En fait je n'attaque pas comme cela une nouvelle oeuvre d'emblée, ça "tournicote". Prenons par exemple le cas de Plain temps, titre de la dernière d'une série de trois pièces et en même temps titre général donné à l'ensemble, les deux autres étant Le Présent composé et Entre temps.

Pour ces trois oeuvres, le titre a précédé la réalisation, ce qui n'est pas toujours le cas.

C'est alors à partir du titre que je vais réfléchir d'une manière tout à fait discontinue. Je me laisse habiter par celui-ci, me posant des questions sur son sens, comme si je l'appréhendais d'une manière extérieure et le plus objectivement possible. Puis, progressivement ma réflexion glisse vers une appréhension de ce titre d'une manière plus subjective vers un plan musical. Comment vais-je traduire musicalement le sens particulier que je lui ai donné? A travers quelle structure vais-je développer mes idées? Quelles seront les formes du matériau que je dois réaliser? etc... Autant de questions que je résous à travers des écoutes de sons préexistants, des oeuvres antérieures. Bref, toute une série d'actions parfois (volontairement) incohérentes qui me contraignent, à une période donnée, à cerner "l'objet" contenu au coeur du titre.

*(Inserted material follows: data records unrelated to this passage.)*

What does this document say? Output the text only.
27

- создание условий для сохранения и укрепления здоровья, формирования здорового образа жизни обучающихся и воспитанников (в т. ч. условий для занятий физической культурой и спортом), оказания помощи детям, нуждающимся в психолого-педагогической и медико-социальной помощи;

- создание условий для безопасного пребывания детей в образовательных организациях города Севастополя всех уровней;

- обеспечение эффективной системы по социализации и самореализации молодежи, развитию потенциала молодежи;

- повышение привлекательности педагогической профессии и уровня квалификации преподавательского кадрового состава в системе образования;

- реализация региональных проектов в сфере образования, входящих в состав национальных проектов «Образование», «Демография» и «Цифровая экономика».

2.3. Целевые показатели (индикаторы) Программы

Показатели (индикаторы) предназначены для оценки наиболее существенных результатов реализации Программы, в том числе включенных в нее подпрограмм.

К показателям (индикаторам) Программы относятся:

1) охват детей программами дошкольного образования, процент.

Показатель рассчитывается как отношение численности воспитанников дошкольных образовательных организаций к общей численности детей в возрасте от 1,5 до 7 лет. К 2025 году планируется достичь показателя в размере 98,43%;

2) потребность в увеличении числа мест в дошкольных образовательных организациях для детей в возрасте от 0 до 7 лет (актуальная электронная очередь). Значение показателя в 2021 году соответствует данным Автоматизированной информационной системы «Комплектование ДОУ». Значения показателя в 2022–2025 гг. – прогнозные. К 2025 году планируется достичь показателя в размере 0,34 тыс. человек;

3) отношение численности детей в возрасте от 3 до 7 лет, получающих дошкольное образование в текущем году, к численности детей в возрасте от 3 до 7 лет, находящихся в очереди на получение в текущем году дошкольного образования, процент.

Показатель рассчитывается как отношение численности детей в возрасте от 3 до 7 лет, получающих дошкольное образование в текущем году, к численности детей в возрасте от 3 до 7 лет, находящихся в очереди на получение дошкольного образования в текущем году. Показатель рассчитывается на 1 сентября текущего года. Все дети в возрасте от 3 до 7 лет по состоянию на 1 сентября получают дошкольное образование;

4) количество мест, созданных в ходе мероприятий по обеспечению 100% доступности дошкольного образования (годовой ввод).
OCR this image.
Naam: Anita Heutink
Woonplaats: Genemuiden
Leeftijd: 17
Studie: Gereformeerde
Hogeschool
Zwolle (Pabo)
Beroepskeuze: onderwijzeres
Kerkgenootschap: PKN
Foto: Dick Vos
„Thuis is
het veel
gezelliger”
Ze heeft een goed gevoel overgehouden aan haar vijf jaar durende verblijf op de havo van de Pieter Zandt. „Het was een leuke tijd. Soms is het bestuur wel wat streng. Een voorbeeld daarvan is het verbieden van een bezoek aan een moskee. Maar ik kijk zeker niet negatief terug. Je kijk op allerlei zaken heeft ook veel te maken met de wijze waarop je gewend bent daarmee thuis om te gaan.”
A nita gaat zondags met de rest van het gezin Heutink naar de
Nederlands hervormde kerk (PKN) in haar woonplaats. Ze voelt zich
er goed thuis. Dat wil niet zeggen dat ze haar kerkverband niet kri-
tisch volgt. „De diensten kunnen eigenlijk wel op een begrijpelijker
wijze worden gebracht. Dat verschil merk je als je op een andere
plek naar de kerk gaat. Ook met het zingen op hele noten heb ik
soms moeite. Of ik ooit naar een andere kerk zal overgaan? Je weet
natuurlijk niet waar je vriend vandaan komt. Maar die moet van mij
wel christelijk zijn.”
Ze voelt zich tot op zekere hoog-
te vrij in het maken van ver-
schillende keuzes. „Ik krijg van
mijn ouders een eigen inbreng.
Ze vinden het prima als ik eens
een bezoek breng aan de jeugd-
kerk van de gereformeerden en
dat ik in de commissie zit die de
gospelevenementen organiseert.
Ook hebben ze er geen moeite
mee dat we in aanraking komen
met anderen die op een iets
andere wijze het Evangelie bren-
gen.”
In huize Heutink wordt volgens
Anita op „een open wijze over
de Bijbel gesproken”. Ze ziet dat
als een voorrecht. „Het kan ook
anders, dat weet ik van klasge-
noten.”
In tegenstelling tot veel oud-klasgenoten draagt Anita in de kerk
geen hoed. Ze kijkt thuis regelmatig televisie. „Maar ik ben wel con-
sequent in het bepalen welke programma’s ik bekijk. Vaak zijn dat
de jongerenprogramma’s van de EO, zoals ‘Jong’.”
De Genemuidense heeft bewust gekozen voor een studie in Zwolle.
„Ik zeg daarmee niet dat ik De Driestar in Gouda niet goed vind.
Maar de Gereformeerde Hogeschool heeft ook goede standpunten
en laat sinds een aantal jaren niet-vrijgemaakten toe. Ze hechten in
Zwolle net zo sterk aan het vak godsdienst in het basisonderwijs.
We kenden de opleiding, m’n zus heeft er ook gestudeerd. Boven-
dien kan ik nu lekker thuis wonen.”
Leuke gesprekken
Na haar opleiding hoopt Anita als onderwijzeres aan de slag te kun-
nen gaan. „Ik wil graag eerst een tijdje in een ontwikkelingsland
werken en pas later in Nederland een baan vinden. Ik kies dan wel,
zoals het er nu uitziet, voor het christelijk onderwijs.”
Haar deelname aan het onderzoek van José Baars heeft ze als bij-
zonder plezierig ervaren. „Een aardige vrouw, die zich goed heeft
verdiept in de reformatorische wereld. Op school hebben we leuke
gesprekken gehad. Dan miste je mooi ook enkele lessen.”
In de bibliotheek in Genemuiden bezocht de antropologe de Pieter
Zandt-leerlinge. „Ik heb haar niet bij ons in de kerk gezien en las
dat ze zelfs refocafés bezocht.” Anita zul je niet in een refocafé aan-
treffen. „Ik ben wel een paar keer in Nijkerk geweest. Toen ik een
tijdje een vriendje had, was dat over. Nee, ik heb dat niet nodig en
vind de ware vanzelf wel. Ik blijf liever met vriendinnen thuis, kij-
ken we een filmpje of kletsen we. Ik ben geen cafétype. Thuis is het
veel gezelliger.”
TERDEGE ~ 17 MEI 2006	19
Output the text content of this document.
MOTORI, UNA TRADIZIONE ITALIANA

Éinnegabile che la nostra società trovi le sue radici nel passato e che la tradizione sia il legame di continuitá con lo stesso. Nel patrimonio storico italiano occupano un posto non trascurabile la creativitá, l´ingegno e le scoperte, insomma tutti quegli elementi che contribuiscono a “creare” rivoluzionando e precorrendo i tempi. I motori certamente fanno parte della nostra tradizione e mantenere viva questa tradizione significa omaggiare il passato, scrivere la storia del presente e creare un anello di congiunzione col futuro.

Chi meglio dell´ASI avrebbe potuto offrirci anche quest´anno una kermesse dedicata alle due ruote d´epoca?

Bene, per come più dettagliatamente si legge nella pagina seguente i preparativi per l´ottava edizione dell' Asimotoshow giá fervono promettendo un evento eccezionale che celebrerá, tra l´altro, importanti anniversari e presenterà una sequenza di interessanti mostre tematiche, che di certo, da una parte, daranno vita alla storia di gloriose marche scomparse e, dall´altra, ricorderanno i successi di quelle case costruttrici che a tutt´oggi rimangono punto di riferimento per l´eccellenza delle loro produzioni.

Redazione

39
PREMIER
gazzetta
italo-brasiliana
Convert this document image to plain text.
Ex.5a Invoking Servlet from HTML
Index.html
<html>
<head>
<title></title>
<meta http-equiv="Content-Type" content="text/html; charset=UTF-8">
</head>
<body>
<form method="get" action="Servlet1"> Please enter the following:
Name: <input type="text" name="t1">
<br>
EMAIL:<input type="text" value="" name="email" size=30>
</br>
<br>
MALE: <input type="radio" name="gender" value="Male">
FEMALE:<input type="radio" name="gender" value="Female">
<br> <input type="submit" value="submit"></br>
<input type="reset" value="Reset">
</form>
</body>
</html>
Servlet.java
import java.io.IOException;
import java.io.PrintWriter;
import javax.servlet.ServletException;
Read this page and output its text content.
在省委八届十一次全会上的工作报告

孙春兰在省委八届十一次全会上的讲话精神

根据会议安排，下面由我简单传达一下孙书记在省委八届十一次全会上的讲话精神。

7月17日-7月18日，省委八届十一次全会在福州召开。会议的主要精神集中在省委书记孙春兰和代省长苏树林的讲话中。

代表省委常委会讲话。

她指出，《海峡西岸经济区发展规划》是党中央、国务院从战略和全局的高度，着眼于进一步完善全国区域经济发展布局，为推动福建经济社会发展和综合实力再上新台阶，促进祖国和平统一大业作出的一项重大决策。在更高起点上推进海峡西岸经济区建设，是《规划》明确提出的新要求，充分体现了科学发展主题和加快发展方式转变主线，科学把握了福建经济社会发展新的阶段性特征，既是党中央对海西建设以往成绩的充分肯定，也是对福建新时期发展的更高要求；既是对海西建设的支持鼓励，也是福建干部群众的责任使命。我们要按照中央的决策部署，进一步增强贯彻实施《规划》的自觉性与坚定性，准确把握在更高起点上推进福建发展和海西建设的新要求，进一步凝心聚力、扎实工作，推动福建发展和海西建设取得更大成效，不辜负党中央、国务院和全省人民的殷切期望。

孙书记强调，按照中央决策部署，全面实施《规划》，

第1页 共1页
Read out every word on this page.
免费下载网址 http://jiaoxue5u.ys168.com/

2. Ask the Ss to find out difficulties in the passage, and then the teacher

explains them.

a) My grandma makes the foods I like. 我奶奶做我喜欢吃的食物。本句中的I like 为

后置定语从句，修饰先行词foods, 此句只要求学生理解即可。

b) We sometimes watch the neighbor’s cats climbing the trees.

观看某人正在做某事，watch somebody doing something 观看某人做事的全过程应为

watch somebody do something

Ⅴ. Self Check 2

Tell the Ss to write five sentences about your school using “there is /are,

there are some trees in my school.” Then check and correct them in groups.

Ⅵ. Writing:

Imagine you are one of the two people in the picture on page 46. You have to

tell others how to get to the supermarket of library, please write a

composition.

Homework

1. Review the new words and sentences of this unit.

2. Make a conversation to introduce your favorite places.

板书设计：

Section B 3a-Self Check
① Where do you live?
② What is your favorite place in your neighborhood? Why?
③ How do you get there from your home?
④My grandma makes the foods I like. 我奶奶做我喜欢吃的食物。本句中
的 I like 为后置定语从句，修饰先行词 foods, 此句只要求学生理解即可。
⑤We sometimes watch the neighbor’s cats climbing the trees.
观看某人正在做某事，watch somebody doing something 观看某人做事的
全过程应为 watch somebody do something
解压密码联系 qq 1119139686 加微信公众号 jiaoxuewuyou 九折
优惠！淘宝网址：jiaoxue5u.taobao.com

C'est ce que j'appelle la première phase, la phase d'incubation, très variable en durée selon les oeuvres, mais également très variable quant à la méthode. Si par exemple je repense à De Natura sonorum ou la Divine comédie j'apporterai une distinction entre ce que j'ai nommé la période d'incubation, celle pendant laquelle se prépare sourdement quelque chose, et une période préparatoire faite de réflexions à partir d'éléments alors définis, dénombrés, ordonnés. Cette dernière période est vécue d'une manière beaucoup plus consciente que la précédente. En tout état de cause je crois beaucoup à la succession de ces deux phases .

Le point de départ de ces périodes préparatoires n'est pas toujours de même nature. Si le titre n'a pas été donné je peux partir de textes. Ce qui fut le cas pour L'instant mobile, Capture éphémère ou L'écho du miroir, De Natura sonorum, Rouge-Mort: les sources furent des textes philosophiques (G. Bachelard, C. Rosset, V. Jankélévitch), littéraires (P. Mérimée) et des textes personnels.

Dans certains cas le texte devient rapidement un prétexte et dans d'autres il demeure littéralement la source d'inspiration. Pour Rouge-Mort, Carmen de P. Mérimée m'a servi à extraire un certain nombre d'idées sous forme de mots symboliques (passion, mort, jeu, sang) en vue d'esquisser le thème des différents mouvements.

La source de L'écho du miroir fut un texte personnel mais également certains dessins de M. C. Escher. Pour Plain temps je me suis inspiré de textes qui m'avaient déjà servi pour Le Présent composé par exemple La nostalgie de l'irréversible de V. Jankélévitch ou L'intuition de l'instant et La dialectique de la durée de G. Bachelard .

Quant à L'instant mobile ou Capture éphémère, deux oeuvres étroitement liées sur le plan des idées, rien d'autre ne leur préexistaient à part la lecture d'oeuvres de G. Bachelard. Au fil de ces lectures il y a eu des déclenchements, des mots catalyseurs qui subitement ont fait émerger des idées de forme, de choix de matériau sonore. Cela constituait des hypothèses, car il ne s'agissait pas d'illustrer un texte mais plutôt d'en dégager une prolongation sur le mode musical: temps vertical -- instant -- temps arrêté -- "le temps n'a qu'une réalité, celle de l'instant"...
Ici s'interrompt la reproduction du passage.